Non, la période d'arrêt est neutralisée. La Cour de cassation juge que « le salaire de référence à prendre en considération pour le calcul de l'indemnité légale ou conventionnelle de licenciement est, selon la formule la plus avantageuse pour le salarié, celui des douze ou des trois derniers mois précédant l'arrêt de travail pour maladie » (Cass. soc., 23 mai 2017, n° 15-22.223). Comme l'indemnité de rupture conventionnelle a pour plancher l'indemnité légale (art. L. 1237-13), la même méthode s'applique. Exemple : pour 2 400 € bruts et 8 ans d'ancienneté, l'indemnité minimale est de 4 800 €. Calculée à tort sur douze mois incluant dix mois d'indemnités journalières, elle tomberait à environ 2 772 €. Vérifiez le salaire de référence retenu sur la convention avant de signer.
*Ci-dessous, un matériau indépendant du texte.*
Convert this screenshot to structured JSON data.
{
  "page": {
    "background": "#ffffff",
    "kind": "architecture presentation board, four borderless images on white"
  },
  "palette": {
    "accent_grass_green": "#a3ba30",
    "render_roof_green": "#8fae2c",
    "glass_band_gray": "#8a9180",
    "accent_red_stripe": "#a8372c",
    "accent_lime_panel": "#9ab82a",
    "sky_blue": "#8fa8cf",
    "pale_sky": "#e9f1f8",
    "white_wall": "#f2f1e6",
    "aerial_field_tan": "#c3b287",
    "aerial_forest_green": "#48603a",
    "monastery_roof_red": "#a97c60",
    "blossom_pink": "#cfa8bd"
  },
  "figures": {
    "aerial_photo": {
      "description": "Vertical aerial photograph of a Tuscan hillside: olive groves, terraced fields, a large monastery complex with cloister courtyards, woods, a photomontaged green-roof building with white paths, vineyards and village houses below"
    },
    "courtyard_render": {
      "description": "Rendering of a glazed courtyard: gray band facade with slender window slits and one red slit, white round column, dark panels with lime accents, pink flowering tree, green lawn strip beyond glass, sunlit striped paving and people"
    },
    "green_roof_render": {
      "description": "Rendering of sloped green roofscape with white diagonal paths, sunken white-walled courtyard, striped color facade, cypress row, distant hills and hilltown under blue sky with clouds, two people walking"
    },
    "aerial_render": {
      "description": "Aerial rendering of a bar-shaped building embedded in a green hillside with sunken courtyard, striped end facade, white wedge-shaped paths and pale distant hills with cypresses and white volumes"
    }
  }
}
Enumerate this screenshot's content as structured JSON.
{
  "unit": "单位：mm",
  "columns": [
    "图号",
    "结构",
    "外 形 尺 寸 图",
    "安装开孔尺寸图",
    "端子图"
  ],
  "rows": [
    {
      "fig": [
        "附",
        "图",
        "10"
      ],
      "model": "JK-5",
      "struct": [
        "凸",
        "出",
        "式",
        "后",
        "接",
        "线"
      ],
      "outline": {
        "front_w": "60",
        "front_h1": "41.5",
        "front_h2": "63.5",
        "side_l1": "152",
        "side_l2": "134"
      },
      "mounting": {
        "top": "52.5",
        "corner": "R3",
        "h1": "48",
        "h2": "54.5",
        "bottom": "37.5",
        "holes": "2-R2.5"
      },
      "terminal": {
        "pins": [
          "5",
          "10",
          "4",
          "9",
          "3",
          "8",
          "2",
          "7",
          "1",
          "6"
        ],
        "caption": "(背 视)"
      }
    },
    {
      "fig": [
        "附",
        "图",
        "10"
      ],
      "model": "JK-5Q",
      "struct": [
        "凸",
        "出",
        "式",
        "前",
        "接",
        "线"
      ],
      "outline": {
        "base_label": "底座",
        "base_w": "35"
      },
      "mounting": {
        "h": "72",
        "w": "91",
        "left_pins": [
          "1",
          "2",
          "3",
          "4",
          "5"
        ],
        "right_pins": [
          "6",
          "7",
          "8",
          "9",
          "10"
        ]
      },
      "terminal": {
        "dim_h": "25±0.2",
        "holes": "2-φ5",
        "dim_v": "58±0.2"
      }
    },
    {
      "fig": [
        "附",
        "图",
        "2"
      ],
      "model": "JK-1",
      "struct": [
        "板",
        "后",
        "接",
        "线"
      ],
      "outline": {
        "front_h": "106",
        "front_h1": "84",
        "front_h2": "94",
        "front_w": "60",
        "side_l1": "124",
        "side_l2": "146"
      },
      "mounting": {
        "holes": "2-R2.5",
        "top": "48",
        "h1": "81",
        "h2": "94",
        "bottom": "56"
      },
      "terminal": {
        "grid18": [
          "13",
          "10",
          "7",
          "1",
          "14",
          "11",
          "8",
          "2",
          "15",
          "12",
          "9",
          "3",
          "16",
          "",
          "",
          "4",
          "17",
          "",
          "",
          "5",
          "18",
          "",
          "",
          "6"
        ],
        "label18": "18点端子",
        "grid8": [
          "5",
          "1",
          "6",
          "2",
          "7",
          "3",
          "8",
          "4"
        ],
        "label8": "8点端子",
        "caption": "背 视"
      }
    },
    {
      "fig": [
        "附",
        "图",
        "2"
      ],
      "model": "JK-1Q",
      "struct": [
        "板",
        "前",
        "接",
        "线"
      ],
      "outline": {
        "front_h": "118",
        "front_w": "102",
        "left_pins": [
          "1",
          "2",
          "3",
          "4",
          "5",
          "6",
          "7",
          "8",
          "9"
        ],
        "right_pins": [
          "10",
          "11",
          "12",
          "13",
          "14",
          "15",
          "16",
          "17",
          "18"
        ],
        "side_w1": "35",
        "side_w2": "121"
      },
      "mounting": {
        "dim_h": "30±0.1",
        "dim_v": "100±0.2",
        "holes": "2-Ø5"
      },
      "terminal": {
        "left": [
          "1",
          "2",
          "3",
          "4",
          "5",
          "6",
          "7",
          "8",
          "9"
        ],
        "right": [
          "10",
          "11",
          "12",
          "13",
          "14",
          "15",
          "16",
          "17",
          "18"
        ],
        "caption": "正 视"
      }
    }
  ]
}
Cela dépend entièrement de l'origine de l'inaptitude. En inaptitude d'origine professionnelle, le licenciement ouvre « une indemnité spéciale de licenciement qui, sauf dispositions conventionnelles plus favorables, est égale au double de l'indemnité prévue par l'article L. 1234-9 » et une indemnité compensatrice de préavis (art. L. 1226-14). La rupture conventionnelle n'ouvre ni l'un ni l'autre : son plancher reste l'indemnité légale simple. En inaptitude non professionnelle, l'écart disparaît, puisque le licenciement ne donne droit ni au doublement ni au préavis. Signer reste possible dans les deux cas : « sauf cas de fraude ou de vice du consentement, une convention de rupture peut être valablement conclue par un salarié déclaré inapte à son poste à la suite d'un accident du travail » (Cass. soc., 9 mai 2019, n° 17-28.767).
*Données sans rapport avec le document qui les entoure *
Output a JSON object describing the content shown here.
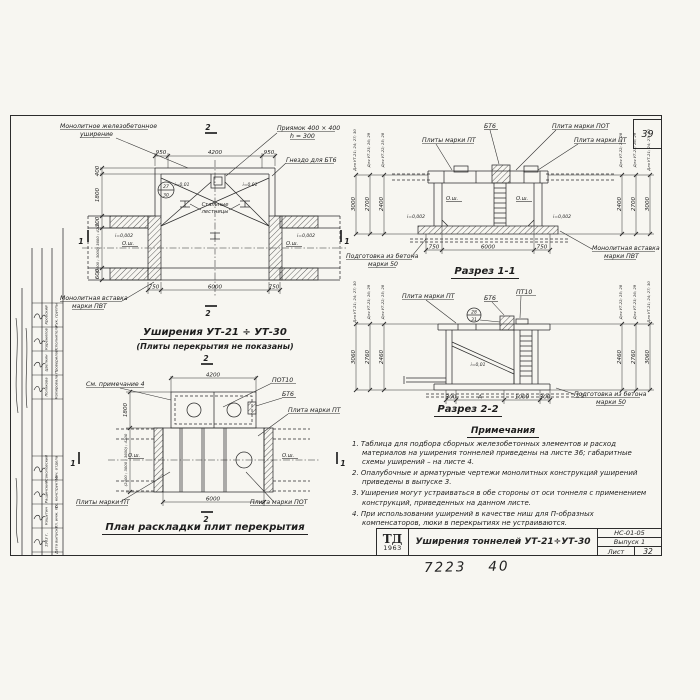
{
  "sheet": {
    "corner_number": "39",
    "footer_left": "7223",
    "footer_right": "40"
  },
  "left_stamp": {
    "rows_upper": [
      {
        "role": "Рук. группы",
        "name": "Кробский"
      },
      {
        "role": "Исполнитель",
        "name": "Коренилов"
      },
      {
        "role": "Проверила",
        "name": "Цветкин"
      },
      {
        "role": "Копировала",
        "name": "Полякова"
      }
    ],
    "rows_lower": [
      {
        "role": "Нач. отдела",
        "name": "Соколовский"
      },
      {
        "role": "Гл. конструктор",
        "name": "Ращинский"
      },
      {
        "role": "Гл. инж. пр.",
        "name": "Кошутин"
      },
      {
        "role": "Дата выпуска",
        "name": "1963 г."
      }
    ]
  },
  "plan_top": {
    "title": "Уширения УТ-21 ÷ УТ-30",
    "subtitle": "(Плиты перекрытия не показаны)",
    "labels": {
      "monolithic": [
        "Монолитное железобетонное",
        "уширение"
      ],
      "pit": [
        "Приямок 400 × 400",
        "h = 300"
      ],
      "socket": "Гнездо для БТ6",
      "stairs": [
        "Стальные",
        "лестницы"
      ],
      "insert": [
        "Монолитная вставка",
        "марки ПВТ"
      ]
    },
    "axis": "О.ш.",
    "slopes": {
      "side": "i=0,002",
      "top": "i=0,01"
    },
    "detail": {
      "top": "27",
      "bottom": "30"
    },
    "dims": {
      "top": [
        "950",
        "4200",
        "950"
      ],
      "bottom": [
        "750",
        "6000",
        "750"
      ],
      "left": [
        "400",
        "1800",
        "300",
        "(2400 ; 3000) 3600 ; 4200",
        "600"
      ]
    },
    "marks": {
      "one": "1",
      "two": "2"
    }
  },
  "section1": {
    "title": "Разрез 1-1",
    "labels": {
      "bt6": "БТ6",
      "plate_pot": "Плита марки ПОТ",
      "plates_pt": "Плиты марки ПТ",
      "plate_pt": "Плита марки ПТ",
      "prep": [
        "Подготовка из бетона",
        "марки 50"
      ],
      "insert": [
        "Монолитная вставка",
        "марки ПВТ"
      ]
    },
    "axis": "О.ш.",
    "slope": "i=0,002",
    "dims_bottom": [
      "750",
      "6000",
      "750"
    ],
    "heights_left": [
      {
        "label": "Для УТ-21; 24; 27; 30",
        "value": "3000"
      },
      {
        "label": "Для УТ-23; 26; 29",
        "value": "2700"
      },
      {
        "label": "Для УТ-22; 25; 28",
        "value": "2400"
      }
    ],
    "heights_right": [
      {
        "label": "Для УТ-22; 25; 28",
        "value": "2400"
      },
      {
        "label": "Для УТ-23; 26; 29",
        "value": "2700"
      },
      {
        "label": "Для УТ-21; 24; 27; 30",
        "value": "3000"
      }
    ]
  },
  "section2": {
    "title": "Разрез 2-2",
    "labels": {
      "plate_pt": "Плита марки ПТ",
      "bt6": "БТ6",
      "pt10": "ПТ10",
      "prep": [
        "Подготовка из бетона",
        "марки 50"
      ]
    },
    "slope": "i=0,01",
    "detail": {
      "top": "28",
      "bottom": "31"
    },
    "dims_bottom": [
      "300",
      "А",
      "1000",
      "300"
    ],
    "heights_left": [
      {
        "label": "Для УТ-21; 24; 27; 30",
        "value": "3060"
      },
      {
        "label": "Для УТ-23; 26; 29",
        "value": "2760"
      },
      {
        "label": "Для УТ-22; 25; 28",
        "value": "2460"
      }
    ],
    "heights_right": [
      {
        "label": "Для УТ-22; 25; 28",
        "value": "2460"
      },
      {
        "label": "Для УТ-23; 26; 29",
        "value": "2760"
      },
      {
        "label": "Для УТ-21; 24; 27; 30",
        "value": "3060"
      }
    ]
  },
  "plan_bottom": {
    "title": "План раскладки плит перекрытия",
    "labels": {
      "note4": "См. примечание 4",
      "pot10": "ПОТ10",
      "bt6": "БТ6",
      "plate_pt": "Плита марки ПТ",
      "plates_pt": "Плиты марки ПТ",
      "plate_pot": "Плита марки ПОТ"
    },
    "axis": "О.ш.",
    "dims": {
      "top": "4200",
      "bottom": "6000",
      "left_upper": "1800",
      "left_lower": "(2400 ; 3000 ; 3600) ; 4200"
    },
    "marks": {
      "one": "1",
      "two": "2"
    }
  },
  "notes": {
    "title": "Примечания",
    "items": [
      "1. Таблица для подбора сборных железобетонных элементов и расход материалов на уширения тоннелей приведены на листе 36; габаритные схемы уширений – на листе 4.",
      "2. Опалубочные и арматурные чертежи монолитных конструкций уширений приведены в выпуске 3.",
      "3. Уширения могут устраиваться в обе стороны от оси тоннеля с применением конструкций, приведенных на данном листе.",
      "4. При использовании уширений в качестве ниш для П-образных компенсаторов, люки в перекрытиях не устраиваются."
    ]
  },
  "title_block": {
    "logo_top": "ТД",
    "logo_bottom": "1963",
    "title": "Уширения тоннелей УТ-21÷УТ-30",
    "doc_number": "НС-01-05",
    "issue": "Выпуск 1",
    "sheet_label": "Лист",
    "sheet_number": "32"
  }
}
Oui, avant, pendant et après le congé. La Cour de cassation juge que « sauf en cas de fraude ou de vice du consentement, non invoqués en l'espèce, une rupture conventionnelle peut être valablement conclue en application de l'article L. 1237-11 du code du travail au cours des périodes de suspension du contrat de travail auxquelles la salariée a droit au titre de son congé de maternité, ainsi que pendant les quatre semaines suivant l'expiration de ces périodes » (Cass. soc., 25 mars 2015, n° 14-10.149). La durée mentionnée est celle du texte alors applicable : l'article L. 1225-4 du Code du travail protège aujourd'hui la salariée « pendant les dix semaines suivant l'expiration de ces périodes ». L'interdiction posée par ce texte vise la rupture décidée par l'employeur, pas l'accord des deux parties.
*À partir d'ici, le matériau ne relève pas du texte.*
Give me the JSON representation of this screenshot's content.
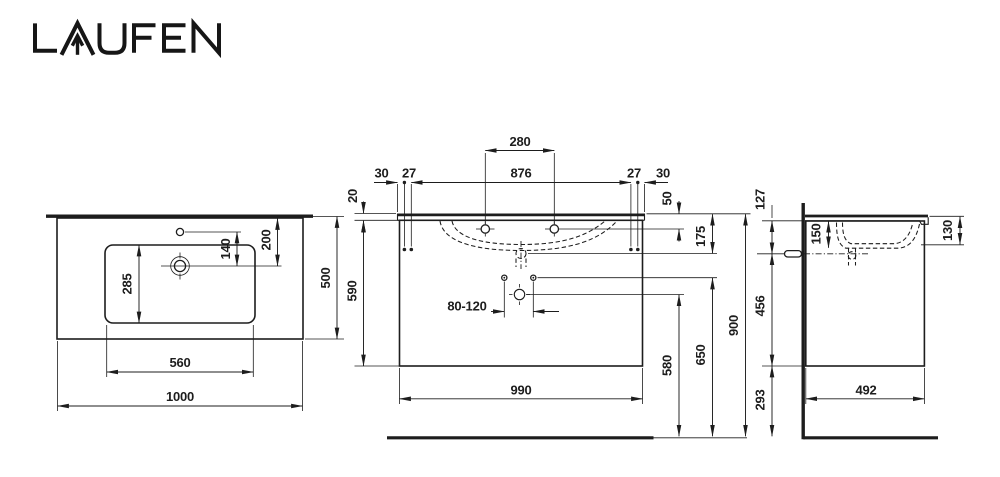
{
  "brand": {
    "logo_text": "LAUFEN"
  },
  "colors": {
    "line": "#1d1d1d",
    "background": "#ffffff"
  },
  "drawing": {
    "type": "technical-dimension-drawing",
    "subject": "washbasin with vanity unit, three orthographic views (plan, front, side)"
  },
  "dimensions": {
    "plan": {
      "overall_width": "1000",
      "basin_width": "560",
      "overall_depth": "500",
      "basin_depth": "285",
      "hole_to_drain": "140",
      "edge_to_drain": "200"
    },
    "front": {
      "tap_hole_spacing": "280",
      "fixing_hole_spacing": "876",
      "edge_to_fixing": "30",
      "fixing_gap": "27",
      "top_thickness": "20",
      "top_to_tap_hole": "50",
      "top_to_overflow": "175",
      "cabinet_height": "590",
      "cabinet_width": "990",
      "trap_outlet_height": "580",
      "supply_height": "650",
      "overall_height": "900",
      "supply_spacing": "80-120"
    },
    "side": {
      "top_to_connection": "127",
      "top_to_drain": "150",
      "front_edge_height": "130",
      "connection_to_bottom": "456",
      "bottom_to_floor": "293",
      "cabinet_depth": "492"
    }
  }
}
Pas du seul fait de la rupture. L'article L. 161-8 du Code de la sécurité sociale organise un maintien de droit : les personnes qui cessent de remplir les conditions pour relever du régime conservent le droit aux prestations en espèces des assurances maladie, maternité, invalidité et décès pendant une durée déterminée par décret, sous réserve des conditions de résidence. Le versement suppose que l'arrêt reste médicalement justifié et que les conditions d'ouverture du droit soient remplies. Les indemnités journalières sont égales à 50 % du salaire journalier de base, plafonnées à 42,97 € bruts par jour en 2026. Interrogez votre caisse primaire d'assurance maladie avant de fixer la date de rupture dans la convention.